Bangga Indonesia, Jakarta – Influencer atau pemengaruh tak melulu soal fesyen, makanan atau wisata. Pencinta buku, baik pembaca atau mereka yang membuat konten, juga dapat berpartisipasi sebagai bookfluencer atau pemengaruh buku dengan menyebarkan energi positif lewat tulisan dan media sosial.
Hestia dari komunitas Baca Bareng berpendapat bookfluencer memiliki peran penting dalam menciptakan komunitas dan ekosistem yang baik. Seorang bookfluencer dapat menciptakan diskusi mengenai buku lewat pendapatnya, termasuk lewat kritik yang disampaikan dengan cara baik.

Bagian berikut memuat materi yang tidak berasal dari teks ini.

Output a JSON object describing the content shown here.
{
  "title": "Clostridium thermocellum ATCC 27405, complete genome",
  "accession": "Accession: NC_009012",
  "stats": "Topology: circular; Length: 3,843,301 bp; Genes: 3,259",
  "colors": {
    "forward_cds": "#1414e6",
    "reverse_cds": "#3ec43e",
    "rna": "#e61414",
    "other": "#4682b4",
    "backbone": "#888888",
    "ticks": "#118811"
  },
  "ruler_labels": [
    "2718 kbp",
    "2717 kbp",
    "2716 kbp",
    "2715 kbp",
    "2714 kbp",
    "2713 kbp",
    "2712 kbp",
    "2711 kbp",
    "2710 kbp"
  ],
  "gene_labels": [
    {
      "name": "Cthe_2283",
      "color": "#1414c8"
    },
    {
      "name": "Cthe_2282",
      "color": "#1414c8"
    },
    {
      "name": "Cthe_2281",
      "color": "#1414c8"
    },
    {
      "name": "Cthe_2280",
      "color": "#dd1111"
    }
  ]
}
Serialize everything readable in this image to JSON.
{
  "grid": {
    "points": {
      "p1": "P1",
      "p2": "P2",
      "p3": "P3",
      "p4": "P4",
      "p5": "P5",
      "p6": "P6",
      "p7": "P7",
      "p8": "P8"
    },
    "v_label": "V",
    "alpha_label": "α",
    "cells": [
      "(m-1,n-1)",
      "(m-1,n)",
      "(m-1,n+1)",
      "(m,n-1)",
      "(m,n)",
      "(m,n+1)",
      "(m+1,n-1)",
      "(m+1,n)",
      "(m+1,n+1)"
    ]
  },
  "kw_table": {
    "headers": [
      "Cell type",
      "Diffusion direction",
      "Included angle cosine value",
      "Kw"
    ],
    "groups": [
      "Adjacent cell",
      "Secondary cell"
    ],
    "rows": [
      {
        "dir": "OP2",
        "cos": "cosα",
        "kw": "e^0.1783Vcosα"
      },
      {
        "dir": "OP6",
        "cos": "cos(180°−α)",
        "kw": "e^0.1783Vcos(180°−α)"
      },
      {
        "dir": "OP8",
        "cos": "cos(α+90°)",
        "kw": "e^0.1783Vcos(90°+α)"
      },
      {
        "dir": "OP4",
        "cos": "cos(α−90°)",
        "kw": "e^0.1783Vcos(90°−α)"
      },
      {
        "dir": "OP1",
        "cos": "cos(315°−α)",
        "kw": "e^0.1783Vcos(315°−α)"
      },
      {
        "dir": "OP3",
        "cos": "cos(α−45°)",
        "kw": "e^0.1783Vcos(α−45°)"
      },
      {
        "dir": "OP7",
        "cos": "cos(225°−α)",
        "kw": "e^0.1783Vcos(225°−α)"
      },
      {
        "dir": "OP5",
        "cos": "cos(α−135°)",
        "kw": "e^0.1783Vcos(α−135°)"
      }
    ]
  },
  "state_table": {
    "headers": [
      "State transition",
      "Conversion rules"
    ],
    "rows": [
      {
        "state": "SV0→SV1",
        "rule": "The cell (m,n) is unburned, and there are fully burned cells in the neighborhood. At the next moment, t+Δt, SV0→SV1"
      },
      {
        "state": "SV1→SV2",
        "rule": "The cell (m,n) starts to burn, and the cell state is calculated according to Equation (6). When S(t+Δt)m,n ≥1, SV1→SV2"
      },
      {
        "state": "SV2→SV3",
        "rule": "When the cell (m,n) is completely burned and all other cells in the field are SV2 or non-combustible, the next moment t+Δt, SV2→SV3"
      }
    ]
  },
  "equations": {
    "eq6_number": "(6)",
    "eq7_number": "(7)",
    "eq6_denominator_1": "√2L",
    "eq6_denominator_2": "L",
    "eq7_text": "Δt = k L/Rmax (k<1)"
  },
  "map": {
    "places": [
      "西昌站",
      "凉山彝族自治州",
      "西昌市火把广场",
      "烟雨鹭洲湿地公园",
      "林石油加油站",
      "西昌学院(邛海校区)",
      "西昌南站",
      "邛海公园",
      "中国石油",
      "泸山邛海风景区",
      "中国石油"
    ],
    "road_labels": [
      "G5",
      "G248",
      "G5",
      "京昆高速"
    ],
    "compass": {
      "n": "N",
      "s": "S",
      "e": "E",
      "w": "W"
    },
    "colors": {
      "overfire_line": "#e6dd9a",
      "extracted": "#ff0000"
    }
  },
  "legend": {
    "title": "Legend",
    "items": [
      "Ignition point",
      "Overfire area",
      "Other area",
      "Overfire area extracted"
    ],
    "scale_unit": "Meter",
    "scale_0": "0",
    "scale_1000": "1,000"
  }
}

“Bookfluencer bukan artinya dapat buku gratis lalu sungkan, jadi pasif dan tidak berani mengkritisi,” kata Hestia di bicang-bincang daring Reader’s Gathering: Bookfluencer 101 dari Ruang Tengah, Minggu.
Penulis Okky Madasari menawarkan manifesto mengenai bookfluencer: media sosial adalah ruang publik yang harus dimanfaatkan dan kebisingan serta kedangkalan yang mendominasi media sosial harus diubah jadi percakapan gagasan, ekspresi kreativitas, opini yang berdampak serta pertanyaan kritis dan cerita-cerita yang berjiwa.
Senada dengan Hestia, Okky mengatakan pemengaruh buku bukan sekadar alat promosi alias buzzer. Perannya lebih dari itu, untuk menciptakan percakapan gagasan dan opini yang berdampak di media sosial.
Buku selaris apa pun terasa kurang memuaskan untuk penulis bila gagasannya tidak banyak didiskusikan oleh pembaca.
“Kalau tidak ada bookfluencer, bagaimana caranya kita tahu gagasan buku kita didiskusikan?”
Pemengaruh buku juga lebih dari sekadar pengulas. Dia mengatakan, bookfluencer harus menempatkan diri sebagai pencipta wacana dan pemantik percakapan tentang gagasan yang tertulis dalam sebuah buku, termasuk relevansinya dengan persoalan masyarakat.
“Kita tahu kita semua punya opini yang laik untuk disampaikan,” katanya.
Menurut Okky, bookfluencer adalah kritikus generasi baru yang tidak cuma berasal dari dunia akademisi atau komunitas kebudayaan. Pemengaruh buku bisa berasal dari berbagai latar belakang, yang penting ia bisa menginterpretasi sebuah karya, termasuk relevansinya dengan persoalan masyarakat.
Ia menegaskan, mengkritik tidak sama dengan sekadar mencaci maki, melainkan memaknai sebuah karya.
Oleh karena itu, seorang pemengaruh buku juga pun diharapkan punya tanggung jawab meningkatkan pengetahuan dan keterampilan sehingga bisa menghasilkan wacana serta percakapan berkualitas.
Hestia menambahkan, siapa pun yang mencintai buku bisa jadi seorang pemengaruh meski jumlah pengikutnya di media sosial belum seberapa.